La bottiglia dell’acqua non l’abbiamo nemmeno toccata, il mio foulard di seta è legato alla sedia dove l’hai messo dopo avermelo tolto per baciarmi il collo, i fogli del tuo nuovo lavoro non li ho letti, sono volati via quasi tutti, ce n’è rimasto uno incastrato nella ringhiera, batte un tempo che rende la forza del vento. La tovaglia è coperta della cenere delle tue sigarette, non ho avuto la forza di farti smettere; hai lasciato un pezzo di torta nel piatto, non sei mai andato pazzo per i dolci. Avevo un regalo da darti ma non ho fatto in tempo, ho dovuto cacciarti via prima. Domani ho una scadenza importante a lavoro e, questa volta, non ce la farò anche se, lo so, mi scriverai un messaggio per dirmi che andrà bene. Avevo chiesto il tuo aiuto ma ti è sembrata una cosa che potessi fare da sola. Come quella volta in cui ero in ospedale e l’anestesia mi aveva quasi ammazzato, mi avevi detto che non era necessario che tu ci fossi, c’era già mia madre con me.
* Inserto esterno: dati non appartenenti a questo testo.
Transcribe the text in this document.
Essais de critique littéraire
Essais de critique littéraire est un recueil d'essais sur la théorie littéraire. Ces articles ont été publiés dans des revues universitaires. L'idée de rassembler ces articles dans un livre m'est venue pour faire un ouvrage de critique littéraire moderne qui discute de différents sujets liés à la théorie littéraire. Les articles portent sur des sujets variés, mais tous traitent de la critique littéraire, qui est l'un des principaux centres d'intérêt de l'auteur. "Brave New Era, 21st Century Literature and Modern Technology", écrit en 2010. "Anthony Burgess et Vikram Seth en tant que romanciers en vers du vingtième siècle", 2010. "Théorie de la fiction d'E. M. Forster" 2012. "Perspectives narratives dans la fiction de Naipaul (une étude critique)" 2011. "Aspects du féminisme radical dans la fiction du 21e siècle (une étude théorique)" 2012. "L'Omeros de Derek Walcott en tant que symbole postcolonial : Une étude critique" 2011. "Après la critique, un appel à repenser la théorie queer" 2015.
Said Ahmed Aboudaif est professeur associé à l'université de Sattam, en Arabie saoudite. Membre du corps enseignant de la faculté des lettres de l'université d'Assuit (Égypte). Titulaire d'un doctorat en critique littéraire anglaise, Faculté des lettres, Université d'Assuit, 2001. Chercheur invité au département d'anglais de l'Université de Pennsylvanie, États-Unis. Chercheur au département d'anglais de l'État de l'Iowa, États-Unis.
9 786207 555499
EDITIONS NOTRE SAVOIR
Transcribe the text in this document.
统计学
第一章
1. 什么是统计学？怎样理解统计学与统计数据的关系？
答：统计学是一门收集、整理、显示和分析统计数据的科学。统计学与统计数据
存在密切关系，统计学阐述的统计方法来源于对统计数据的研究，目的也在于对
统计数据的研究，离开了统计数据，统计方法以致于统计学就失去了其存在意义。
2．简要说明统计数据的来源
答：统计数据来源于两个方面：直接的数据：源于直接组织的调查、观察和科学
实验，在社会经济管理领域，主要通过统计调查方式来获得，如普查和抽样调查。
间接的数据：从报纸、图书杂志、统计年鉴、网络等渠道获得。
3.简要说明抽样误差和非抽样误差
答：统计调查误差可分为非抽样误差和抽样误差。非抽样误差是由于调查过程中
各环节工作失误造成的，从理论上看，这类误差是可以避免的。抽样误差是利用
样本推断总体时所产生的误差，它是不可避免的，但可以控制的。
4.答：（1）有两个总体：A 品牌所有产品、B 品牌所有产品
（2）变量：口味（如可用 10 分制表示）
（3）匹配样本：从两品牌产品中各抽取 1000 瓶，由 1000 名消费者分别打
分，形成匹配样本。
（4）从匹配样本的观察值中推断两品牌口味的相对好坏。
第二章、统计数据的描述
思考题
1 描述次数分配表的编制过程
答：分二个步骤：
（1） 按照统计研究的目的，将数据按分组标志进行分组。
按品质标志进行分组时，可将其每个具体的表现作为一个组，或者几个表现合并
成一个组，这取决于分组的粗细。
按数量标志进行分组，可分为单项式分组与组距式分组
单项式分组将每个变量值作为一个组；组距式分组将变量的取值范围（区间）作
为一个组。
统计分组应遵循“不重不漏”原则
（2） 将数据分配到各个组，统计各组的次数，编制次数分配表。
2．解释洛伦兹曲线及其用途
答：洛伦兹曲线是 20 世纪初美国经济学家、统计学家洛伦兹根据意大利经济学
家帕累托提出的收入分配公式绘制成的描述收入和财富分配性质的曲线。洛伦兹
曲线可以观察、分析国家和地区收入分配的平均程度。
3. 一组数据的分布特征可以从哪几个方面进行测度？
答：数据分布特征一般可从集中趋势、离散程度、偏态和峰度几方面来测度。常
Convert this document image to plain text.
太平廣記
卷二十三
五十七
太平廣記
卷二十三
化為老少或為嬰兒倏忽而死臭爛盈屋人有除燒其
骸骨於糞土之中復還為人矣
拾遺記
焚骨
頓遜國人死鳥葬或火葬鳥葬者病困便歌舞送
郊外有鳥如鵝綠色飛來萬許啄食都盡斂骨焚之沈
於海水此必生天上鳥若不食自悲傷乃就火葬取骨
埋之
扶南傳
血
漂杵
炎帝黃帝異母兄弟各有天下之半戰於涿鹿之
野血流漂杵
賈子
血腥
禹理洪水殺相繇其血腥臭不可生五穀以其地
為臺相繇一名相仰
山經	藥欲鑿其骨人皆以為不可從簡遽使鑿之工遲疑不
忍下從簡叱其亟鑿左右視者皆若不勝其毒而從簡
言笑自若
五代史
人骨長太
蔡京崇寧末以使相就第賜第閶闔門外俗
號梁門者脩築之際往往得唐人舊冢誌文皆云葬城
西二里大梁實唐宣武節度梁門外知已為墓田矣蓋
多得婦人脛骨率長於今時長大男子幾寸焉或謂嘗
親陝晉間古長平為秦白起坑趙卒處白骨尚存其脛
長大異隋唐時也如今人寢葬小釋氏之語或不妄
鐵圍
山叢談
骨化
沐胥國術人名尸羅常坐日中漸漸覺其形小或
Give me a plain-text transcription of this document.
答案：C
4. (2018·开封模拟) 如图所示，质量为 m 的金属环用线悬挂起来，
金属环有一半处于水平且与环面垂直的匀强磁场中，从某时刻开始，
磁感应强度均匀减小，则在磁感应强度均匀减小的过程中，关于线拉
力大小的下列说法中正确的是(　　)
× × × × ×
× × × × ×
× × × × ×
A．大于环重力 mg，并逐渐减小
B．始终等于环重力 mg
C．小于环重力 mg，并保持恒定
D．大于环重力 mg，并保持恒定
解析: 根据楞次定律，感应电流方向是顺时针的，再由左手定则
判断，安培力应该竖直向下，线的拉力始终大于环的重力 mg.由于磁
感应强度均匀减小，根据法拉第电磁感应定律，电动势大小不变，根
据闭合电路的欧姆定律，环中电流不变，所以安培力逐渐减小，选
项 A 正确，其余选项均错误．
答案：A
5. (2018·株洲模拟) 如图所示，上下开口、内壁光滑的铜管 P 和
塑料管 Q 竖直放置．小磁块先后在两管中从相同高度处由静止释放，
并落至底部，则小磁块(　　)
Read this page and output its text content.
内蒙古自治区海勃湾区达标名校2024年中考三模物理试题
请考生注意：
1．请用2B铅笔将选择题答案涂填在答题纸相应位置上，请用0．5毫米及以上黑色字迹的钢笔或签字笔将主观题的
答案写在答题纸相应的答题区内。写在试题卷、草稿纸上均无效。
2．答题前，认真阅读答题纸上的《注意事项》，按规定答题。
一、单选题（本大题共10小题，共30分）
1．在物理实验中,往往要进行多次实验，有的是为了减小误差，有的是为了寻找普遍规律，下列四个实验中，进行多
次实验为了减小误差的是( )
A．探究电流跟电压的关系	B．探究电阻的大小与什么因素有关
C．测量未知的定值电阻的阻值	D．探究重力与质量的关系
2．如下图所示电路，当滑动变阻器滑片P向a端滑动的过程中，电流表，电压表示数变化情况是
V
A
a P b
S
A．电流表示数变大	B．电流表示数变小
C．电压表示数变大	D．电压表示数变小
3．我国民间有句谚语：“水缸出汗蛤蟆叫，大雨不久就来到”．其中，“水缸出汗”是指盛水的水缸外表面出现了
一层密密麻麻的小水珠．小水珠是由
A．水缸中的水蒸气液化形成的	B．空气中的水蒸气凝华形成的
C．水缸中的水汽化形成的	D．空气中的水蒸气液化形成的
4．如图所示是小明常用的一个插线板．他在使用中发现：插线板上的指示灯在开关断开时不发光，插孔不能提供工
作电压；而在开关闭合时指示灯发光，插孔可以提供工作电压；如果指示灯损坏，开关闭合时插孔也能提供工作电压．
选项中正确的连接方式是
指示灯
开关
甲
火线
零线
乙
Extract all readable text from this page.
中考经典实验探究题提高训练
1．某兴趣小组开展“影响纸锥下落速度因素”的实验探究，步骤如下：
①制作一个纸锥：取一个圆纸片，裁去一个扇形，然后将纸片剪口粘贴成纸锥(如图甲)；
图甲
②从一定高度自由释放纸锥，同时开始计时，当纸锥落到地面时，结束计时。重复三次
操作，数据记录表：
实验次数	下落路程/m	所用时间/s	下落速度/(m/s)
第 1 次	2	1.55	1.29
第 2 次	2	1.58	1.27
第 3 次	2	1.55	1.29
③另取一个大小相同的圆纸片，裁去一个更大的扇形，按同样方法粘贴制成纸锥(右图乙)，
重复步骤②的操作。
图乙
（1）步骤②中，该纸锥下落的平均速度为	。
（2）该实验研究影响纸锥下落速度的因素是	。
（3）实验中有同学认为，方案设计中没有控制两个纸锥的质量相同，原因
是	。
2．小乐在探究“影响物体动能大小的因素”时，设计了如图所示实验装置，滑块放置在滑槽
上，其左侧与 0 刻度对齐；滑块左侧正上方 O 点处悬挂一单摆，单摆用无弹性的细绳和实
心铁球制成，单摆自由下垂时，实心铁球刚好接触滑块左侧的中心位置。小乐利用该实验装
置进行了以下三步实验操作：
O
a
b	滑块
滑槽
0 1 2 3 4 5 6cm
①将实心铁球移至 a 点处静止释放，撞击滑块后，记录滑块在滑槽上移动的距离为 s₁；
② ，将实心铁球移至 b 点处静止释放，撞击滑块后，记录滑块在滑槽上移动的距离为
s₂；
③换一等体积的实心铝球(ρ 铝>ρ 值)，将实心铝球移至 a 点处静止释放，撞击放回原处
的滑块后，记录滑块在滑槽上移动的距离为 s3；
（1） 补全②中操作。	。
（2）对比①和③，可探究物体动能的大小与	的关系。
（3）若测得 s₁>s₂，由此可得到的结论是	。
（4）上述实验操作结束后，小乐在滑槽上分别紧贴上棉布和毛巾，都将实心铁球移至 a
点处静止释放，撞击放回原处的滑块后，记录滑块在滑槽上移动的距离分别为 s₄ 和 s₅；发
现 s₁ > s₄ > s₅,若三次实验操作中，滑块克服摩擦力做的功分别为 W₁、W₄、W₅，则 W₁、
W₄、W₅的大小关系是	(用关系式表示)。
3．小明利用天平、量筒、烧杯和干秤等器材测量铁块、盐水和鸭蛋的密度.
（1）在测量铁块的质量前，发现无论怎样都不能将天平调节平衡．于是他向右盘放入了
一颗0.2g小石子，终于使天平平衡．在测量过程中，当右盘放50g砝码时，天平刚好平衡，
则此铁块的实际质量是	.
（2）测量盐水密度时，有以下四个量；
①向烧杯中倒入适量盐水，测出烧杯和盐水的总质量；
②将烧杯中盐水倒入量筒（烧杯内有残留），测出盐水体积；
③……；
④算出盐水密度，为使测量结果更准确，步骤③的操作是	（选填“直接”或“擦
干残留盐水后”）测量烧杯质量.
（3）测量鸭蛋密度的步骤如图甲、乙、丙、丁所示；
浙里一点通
Te lo ricordi? Era il giorno della presentazione del tuo libro, lei era con te e anche Michela, la tua ex, venne ad applaudirti. Per tre giorni mi raccontasti l’emozione che ti aveva dato la sua presenza, e avevi discusso a lungo del valore che ha l’amicizia che dopo tanti anni sa prendere il sopravvento sulla tua incapacità di restare. Con me sarà diverso, si vedranno anche tra dieci anni le crepe che hai lasciato. Se saremo fortunati, da qualcuna verrà su qualche fiore non particolarmente bello come quelli che crescono nel cemento spaccato sul mio terrazzo. Passerò il coltello nella crepa per estirpali, come faccio sul terrazzo affinché sembri pulito. Perché era questo che volevo con te, un terrazzo pulito. Senza crepe nel cemento che inghiottono le altre vite che hai, senza i fiori che ci crescono dentro a coprirle.